Risk Management in a Crisis

In the aftermath of the 2007-8 Global Financial Crisis, Andrew Haldane, Chief

Economist, Bank of England in a speech entitled ‘Why Banks Failed the Stress Test’

concluded that:

“Risk management models have during this crisis proved themselves wrong in a

more fundamental sense. They failed Keynes’ test – that it is better to be roughly

right than precisely wrong. With hindsight, these models were both very precise

and very wrong.”

Required: Critically evaluate Haldane’s statement in the context of modern risk

management methods such as Value-at-Risk; the evolution in risk management

since the Global Financial Crisis; and a series of high-profile rogue trader and

operational risk episodes.

What are the key lessons that can be drawn from these issues for the future of

risk management?

Question 3

Passive vs. Active Investing

In his 2018 letter to Berkshire Hathaway shareholders, Warren Buffett stated:

“When trillions of dollars are managed by Wall Streeters charging high fees, it will

usually be the managers who reap outsized profits, not the clients. Both large and

small investors should stick with low-cost funds.”

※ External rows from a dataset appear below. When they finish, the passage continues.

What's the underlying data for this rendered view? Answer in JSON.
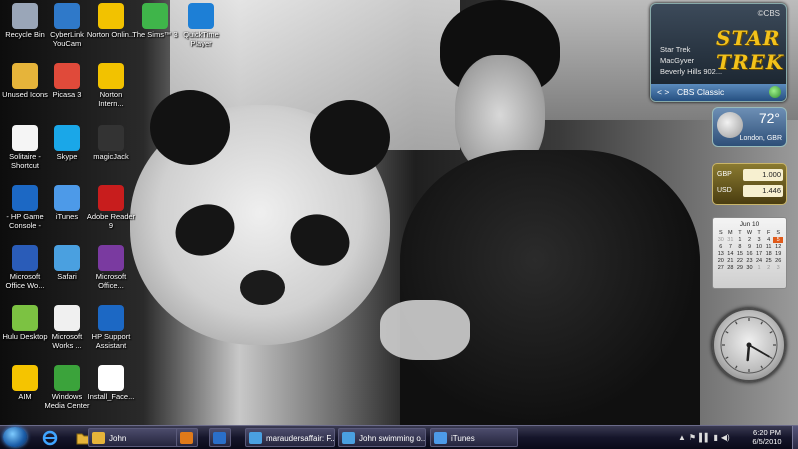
{
  "desktop_icons": [
    {
      "label": "Recycle Bin",
      "icon": "recycle-bin-icon",
      "color": "#9aa6b8"
    },
    {
      "label": "CyberLink YouCam",
      "icon": "youcam-icon",
      "color": "#2f79c9"
    },
    {
      "label": "Norton Onlin...",
      "icon": "norton-online-icon",
      "color": "#f2c200"
    },
    {
      "label": "The Sims™ 3",
      "icon": "sims-icon",
      "color": "#3fb54a"
    },
    {
      "label": "QuickTime Player",
      "icon": "quicktime-icon",
      "color": "#1d7fd6"
    },
    {
      "label": "Unused Icons",
      "icon": "folder-icon",
      "color": "#e6b43a"
    },
    {
      "label": "Picasa 3",
      "icon": "picasa-icon",
      "color": "#e04a3a"
    },
    {
      "label": "Norton Intern...",
      "icon": "norton-internet-icon",
      "color": "#f2c200"
    },
    {
      "label": "Solitaire - Shortcut",
      "icon": "solitaire-icon",
      "color": "#f5f5f5"
    },
    {
      "label": "Skype",
      "icon": "skype-icon",
      "color": "#1aa7e8"
    },
    {
      "label": "magicJack",
      "icon": "magicjack-icon",
      "color": "#333333"
    },
    {
      "label": "- HP Game Console -",
      "icon": "hp-game-console-icon",
      "color": "#1c68c4"
    },
    {
      "label": "iTunes",
      "icon": "itunes-icon",
      "color": "#4d9ae8"
    },
    {
      "label": "Adobe Reader 9",
      "icon": "adobe-reader-icon",
      "color": "#c81d1d"
    },
    {
      "label": "Microsoft Office Wo...",
      "icon": "word-icon",
      "color": "#2a5cb8"
    },
    {
      "label": "Safari",
      "icon": "safari-icon",
      "color": "#4aa0e0"
    },
    {
      "label": "Microsoft Office...",
      "icon": "onenote-icon",
      "color": "#7a3aa0"
    },
    {
      "label": "Hulu Desktop",
      "icon": "hulu-icon",
      "color": "#7cc242"
    },
    {
      "label": "Microsoft Works ...",
      "icon": "works-calendar-icon",
      "color": "#f0f0f0"
    },
    {
      "label": "HP Support Assistant",
      "icon": "hp-support-icon",
      "color": "#1c68c4"
    },
    {
      "label": "AIM",
      "icon": "aim-icon",
      "color": "#f5c400"
    },
    {
      "label": "Windows Media Center",
      "icon": "media-center-icon",
      "color": "#3ba33b"
    },
    {
      "label": "Install_Face...",
      "icon": "document-icon",
      "color": "#ffffff"
    }
  ],
  "gadgets": {
    "cbs": {
      "network": "©CBS",
      "show_logo": "STAR TREK",
      "shows": [
        "Star Trek",
        "MacGyver",
        "Beverly Hills 902..."
      ],
      "nav": "< >",
      "channel": "CBS Classic"
    },
    "weather": {
      "temperature": "72°",
      "location": "London, GBR"
    },
    "currency": [
      {
        "code": "GBP",
        "value": "1.000"
      },
      {
        "code": "USD",
        "value": "1.446"
      }
    ],
    "calendar": {
      "month": "Jun 10",
      "weekdays": [
        "S",
        "M",
        "T",
        "W",
        "T",
        "F",
        "S"
      ],
      "days": [
        "30",
        "31",
        "1",
        "2",
        "3",
        "4",
        "5",
        "6",
        "7",
        "8",
        "9",
        "10",
        "11",
        "12",
        "13",
        "14",
        "15",
        "16",
        "17",
        "18",
        "19",
        "20",
        "21",
        "22",
        "23",
        "24",
        "25",
        "26",
        "27",
        "28",
        "29",
        "30",
        "1",
        "2",
        "3"
      ],
      "today": "5"
    },
    "clock": {
      "hour_angle": 185,
      "minute_angle": 120
    }
  },
  "taskbar": {
    "quick_launch": [
      {
        "icon": "internet-explorer-icon"
      },
      {
        "icon": "folder-icon"
      }
    ],
    "buttons": [
      {
        "label": "John",
        "icon": "folder-icon",
        "color": "#e6b43a"
      },
      {
        "label": "",
        "icon": "media-player-icon",
        "color": "#e07a1a"
      },
      {
        "label": "",
        "icon": "dvd-icon",
        "color": "#2a6fc9"
      },
      {
        "label": "maraudersaffair: F...",
        "icon": "browser-icon",
        "color": "#4aa0e0"
      },
      {
        "label": "John swimming o...",
        "icon": "browser-icon",
        "color": "#4aa0e0"
      },
      {
        "label": "iTunes",
        "icon": "itunes-icon",
        "color": "#4d9ae8"
      }
    ],
    "tray_time": "6:20 PM",
    "tray_date": "6/5/2010"
  }
}
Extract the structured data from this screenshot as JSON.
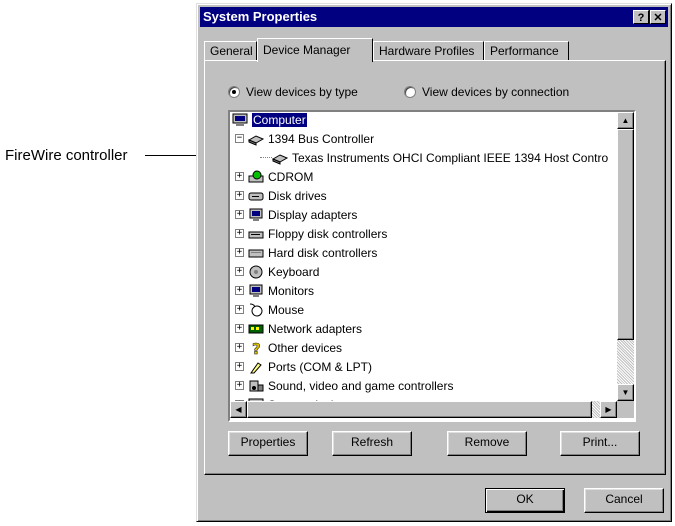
{
  "callout": {
    "text": "FireWire controller"
  },
  "window": {
    "title": "System Properties",
    "help_btn": "?",
    "close_btn": "✕"
  },
  "tabs": [
    "General",
    "Device Manager",
    "Hardware Profiles",
    "Performance"
  ],
  "view_options": [
    {
      "label": "View devices by type",
      "selected": true
    },
    {
      "label": "View devices by connection",
      "selected": false
    }
  ],
  "tree": [
    {
      "label": "Computer",
      "level": 0,
      "icon": "computer-icon",
      "selected": true,
      "toggle": ""
    },
    {
      "label": "1394 Bus Controller",
      "level": 1,
      "icon": "controller-icon",
      "toggle": "−"
    },
    {
      "label": "Texas Instruments OHCI Compliant IEEE 1394 Host Contro",
      "level": 2,
      "icon": "controller-icon",
      "toggle": ""
    },
    {
      "label": "CDROM",
      "level": 1,
      "icon": "cdrom-icon",
      "toggle": "+"
    },
    {
      "label": "Disk drives",
      "level": 1,
      "icon": "disk-drive-icon",
      "toggle": "+"
    },
    {
      "label": "Display adapters",
      "level": 1,
      "icon": "monitor-icon",
      "toggle": "+"
    },
    {
      "label": "Floppy disk controllers",
      "level": 1,
      "icon": "floppy-icon",
      "toggle": "+"
    },
    {
      "label": "Hard disk controllers",
      "level": 1,
      "icon": "hard-disk-icon",
      "toggle": "+"
    },
    {
      "label": "Keyboard",
      "level": 1,
      "icon": "keyboard-icon",
      "toggle": "+"
    },
    {
      "label": "Monitors",
      "level": 1,
      "icon": "monitor-icon",
      "toggle": "+"
    },
    {
      "label": "Mouse",
      "level": 1,
      "icon": "mouse-icon",
      "toggle": "+"
    },
    {
      "label": "Network adapters",
      "level": 1,
      "icon": "network-icon",
      "toggle": "+"
    },
    {
      "label": "Other devices",
      "level": 1,
      "icon": "question-icon",
      "toggle": "+"
    },
    {
      "label": "Ports (COM & LPT)",
      "level": 1,
      "icon": "port-icon",
      "toggle": "+"
    },
    {
      "label": "Sound, video and game controllers",
      "level": 1,
      "icon": "sound-icon",
      "toggle": "+"
    },
    {
      "label": "System devices",
      "level": 1,
      "icon": "computer-icon",
      "toggle": "+"
    }
  ],
  "buttons": [
    "Properties",
    "Refresh",
    "Remove",
    "Print..."
  ],
  "dialog_buttons": {
    "ok": "OK",
    "cancel": "Cancel"
  },
  "colors": {
    "title_bar": "#000080",
    "face": "#c0c0c0",
    "selection": "#000080"
  }
}
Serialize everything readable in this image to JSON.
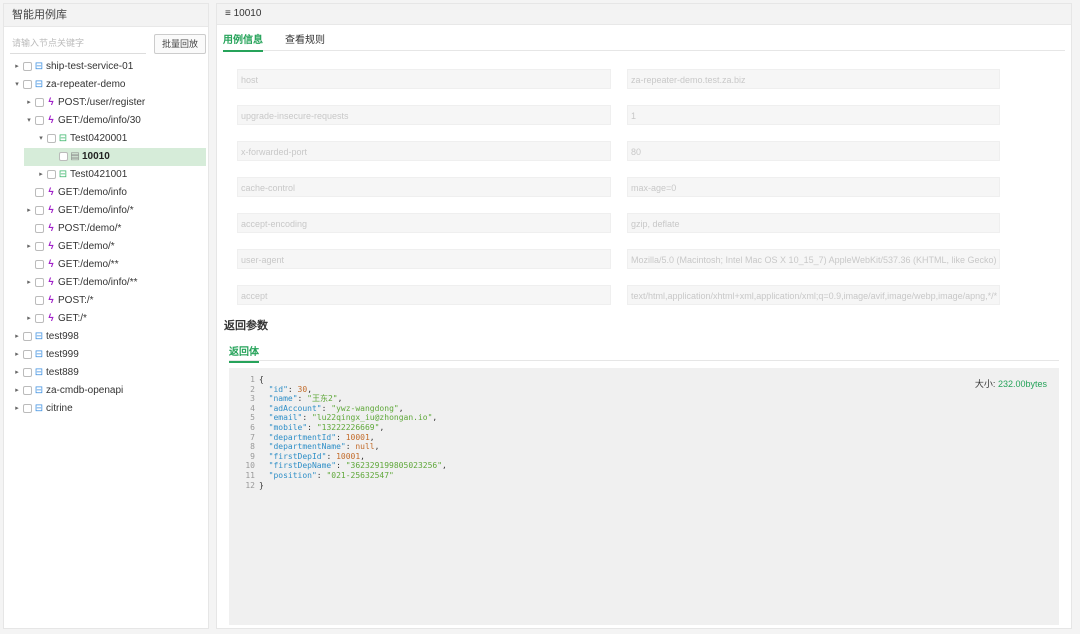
{
  "left": {
    "title": "智能用例库",
    "search_placeholder": "请输入节点关键字",
    "batch_button": "批量回放",
    "tree": [
      {
        "label": "ship-test-service-01",
        "icon": "library",
        "level": 0,
        "arrow": "▸"
      },
      {
        "label": "za-repeater-demo",
        "icon": "library",
        "level": 0,
        "arrow": "▾"
      },
      {
        "label": "POST:/user/register",
        "icon": "bolt",
        "level": 1,
        "arrow": "▸"
      },
      {
        "label": "GET:/demo/info/30",
        "icon": "bolt",
        "level": 1,
        "arrow": "▾"
      },
      {
        "label": "Test0420001",
        "icon": "case",
        "level": 2,
        "arrow": "▾"
      },
      {
        "label": "10010",
        "icon": "doc",
        "level": 3,
        "arrow": "",
        "selected": true
      },
      {
        "label": "Test0421001",
        "icon": "case",
        "level": 2,
        "arrow": "▸"
      },
      {
        "label": "GET:/demo/info",
        "icon": "bolt",
        "level": 1,
        "arrow": ""
      },
      {
        "label": "GET:/demo/info/*",
        "icon": "bolt",
        "level": 1,
        "arrow": "▸"
      },
      {
        "label": "POST:/demo/*",
        "icon": "bolt",
        "level": 1,
        "arrow": ""
      },
      {
        "label": "GET:/demo/*",
        "icon": "bolt",
        "level": 1,
        "arrow": "▸"
      },
      {
        "label": "GET:/demo/**",
        "icon": "bolt",
        "level": 1,
        "arrow": ""
      },
      {
        "label": "GET:/demo/info/**",
        "icon": "bolt",
        "level": 1,
        "arrow": "▸"
      },
      {
        "label": "POST:/*",
        "icon": "bolt",
        "level": 1,
        "arrow": ""
      },
      {
        "label": "GET:/*",
        "icon": "bolt",
        "level": 1,
        "arrow": "▸"
      },
      {
        "label": "test998",
        "icon": "library",
        "level": 0,
        "arrow": "▸"
      },
      {
        "label": "test999",
        "icon": "library",
        "level": 0,
        "arrow": "▸"
      },
      {
        "label": "test889",
        "icon": "library",
        "level": 0,
        "arrow": "▸"
      },
      {
        "label": "za-cmdb-openapi",
        "icon": "library",
        "level": 0,
        "arrow": "▸"
      },
      {
        "label": "citrine",
        "icon": "library",
        "level": 0,
        "arrow": "▸"
      }
    ]
  },
  "right": {
    "title": "10010",
    "title_icon": "≡",
    "tabs": [
      "用例信息",
      "查看规则"
    ],
    "headers": [
      {
        "key": "host",
        "value": "za-repeater-demo.test.za.biz"
      },
      {
        "key": "upgrade-insecure-requests",
        "value": "1"
      },
      {
        "key": "x-forwarded-port",
        "value": "80"
      },
      {
        "key": "cache-control",
        "value": "max-age=0"
      },
      {
        "key": "accept-encoding",
        "value": "gzip, deflate"
      },
      {
        "key": "user-agent",
        "value": "Mozilla/5.0 (Macintosh; Intel Mac OS X 10_15_7) AppleWebKit/537.36 (KHTML, like Gecko) C"
      },
      {
        "key": "accept",
        "value": "text/html,application/xhtml+xml,application/xml;q=0.9,image/avif,image/webp,image/apng,*/*"
      }
    ],
    "section_title": "返回参数",
    "sub_tab": "返回体",
    "size_label": "大小:",
    "size_value": "232.00bytes",
    "body_lines": [
      {
        "n": "1",
        "parts": [
          [
            "p",
            "{"
          ]
        ]
      },
      {
        "n": "2",
        "parts": [
          [
            "k",
            "  \"id\""
          ],
          [
            "p",
            ": "
          ],
          [
            "n",
            "30"
          ],
          [
            "p",
            ","
          ]
        ]
      },
      {
        "n": "3",
        "parts": [
          [
            "k",
            "  \"name\""
          ],
          [
            "p",
            ": "
          ],
          [
            "s",
            "\"王东2\""
          ],
          [
            "p",
            ","
          ]
        ]
      },
      {
        "n": "4",
        "parts": [
          [
            "k",
            "  \"adAccount\""
          ],
          [
            "p",
            ": "
          ],
          [
            "s",
            "\"ywz-wangdong\""
          ],
          [
            "p",
            ","
          ]
        ]
      },
      {
        "n": "5",
        "parts": [
          [
            "k",
            "  \"email\""
          ],
          [
            "p",
            ": "
          ],
          [
            "s",
            "\"lu22qingx_iu@zhongan.io\""
          ],
          [
            "p",
            ","
          ]
        ]
      },
      {
        "n": "6",
        "parts": [
          [
            "k",
            "  \"mobile\""
          ],
          [
            "p",
            ": "
          ],
          [
            "s",
            "\"13222226669\""
          ],
          [
            "p",
            ","
          ]
        ]
      },
      {
        "n": "7",
        "parts": [
          [
            "k",
            "  \"departmentId\""
          ],
          [
            "p",
            ": "
          ],
          [
            "n",
            "10001"
          ],
          [
            "p",
            ","
          ]
        ]
      },
      {
        "n": "8",
        "parts": [
          [
            "k",
            "  \"departmentName\""
          ],
          [
            "p",
            ": "
          ],
          [
            "z",
            "null"
          ],
          [
            "p",
            ","
          ]
        ]
      },
      {
        "n": "9",
        "parts": [
          [
            "k",
            "  \"firstDepId\""
          ],
          [
            "p",
            ": "
          ],
          [
            "n",
            "10001"
          ],
          [
            "p",
            ","
          ]
        ]
      },
      {
        "n": "10",
        "parts": [
          [
            "k",
            "  \"firstDepName\""
          ],
          [
            "p",
            ": "
          ],
          [
            "s",
            "\"362329199805023256\""
          ],
          [
            "p",
            ","
          ]
        ]
      },
      {
        "n": "11",
        "parts": [
          [
            "k",
            "  \"position\""
          ],
          [
            "p",
            ": "
          ],
          [
            "s",
            "\"021-25632547\""
          ]
        ]
      },
      {
        "n": "12",
        "parts": [
          [
            "p",
            "}"
          ]
        ]
      }
    ]
  },
  "colors": {
    "accent": "#26a35a",
    "bolt": "#a020c8",
    "library": "#3d8fe0",
    "selected_bg": "#d6ecd9"
  }
}
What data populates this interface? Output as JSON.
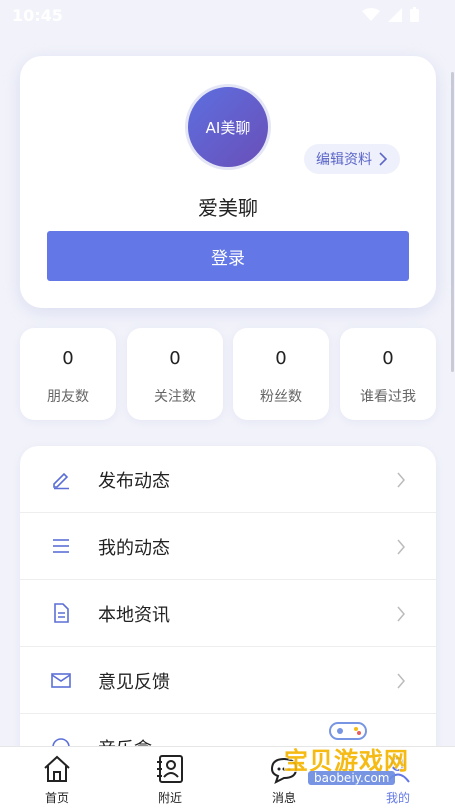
{
  "status_bar": {
    "time": "10:45"
  },
  "profile": {
    "avatar_text": "AI美聊",
    "edit_label": "编辑资料",
    "name": "爱美聊",
    "login_label": "登录"
  },
  "stats": [
    {
      "value": "0",
      "label": "朋友数"
    },
    {
      "value": "0",
      "label": "关注数"
    },
    {
      "value": "0",
      "label": "粉丝数"
    },
    {
      "value": "0",
      "label": "谁看过我"
    }
  ],
  "menu": [
    {
      "label": "发布动态",
      "icon": "edit-icon"
    },
    {
      "label": "我的动态",
      "icon": "list-icon"
    },
    {
      "label": "本地资讯",
      "icon": "document-icon"
    },
    {
      "label": "意见反馈",
      "icon": "mail-icon"
    },
    {
      "label": "音乐盒",
      "icon": "circle-icon"
    }
  ],
  "tabs": [
    {
      "label": "首页",
      "icon": "home-icon"
    },
    {
      "label": "附近",
      "icon": "contacts-icon"
    },
    {
      "label": "消息",
      "icon": "chat-icon"
    },
    {
      "label": "我的",
      "icon": "profile-icon"
    }
  ],
  "watermark": {
    "text": "宝贝游戏网",
    "url": "baobeiy.com"
  },
  "colors": {
    "accent": "#6378e6",
    "background": "#f2f3fa",
    "icon_blue": "#5b6fd6"
  }
}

Required: Critically appraise the arguments as to whether fund managers should

therefore use purely passive investment strategiessuch as exchange traded funds

(ETFs) or index funds or whether investors should use, for example, a combination

of active and passive strategies when constructing a portfolio.

Use your own examples of what investments you might recommend in

constructing such a portfolio.

Points to be noted

1. Use graphs or tables when ever required.

2. Not more than 4000 words excluding the tables and graphs.

3. Please use the Harvard referencing style.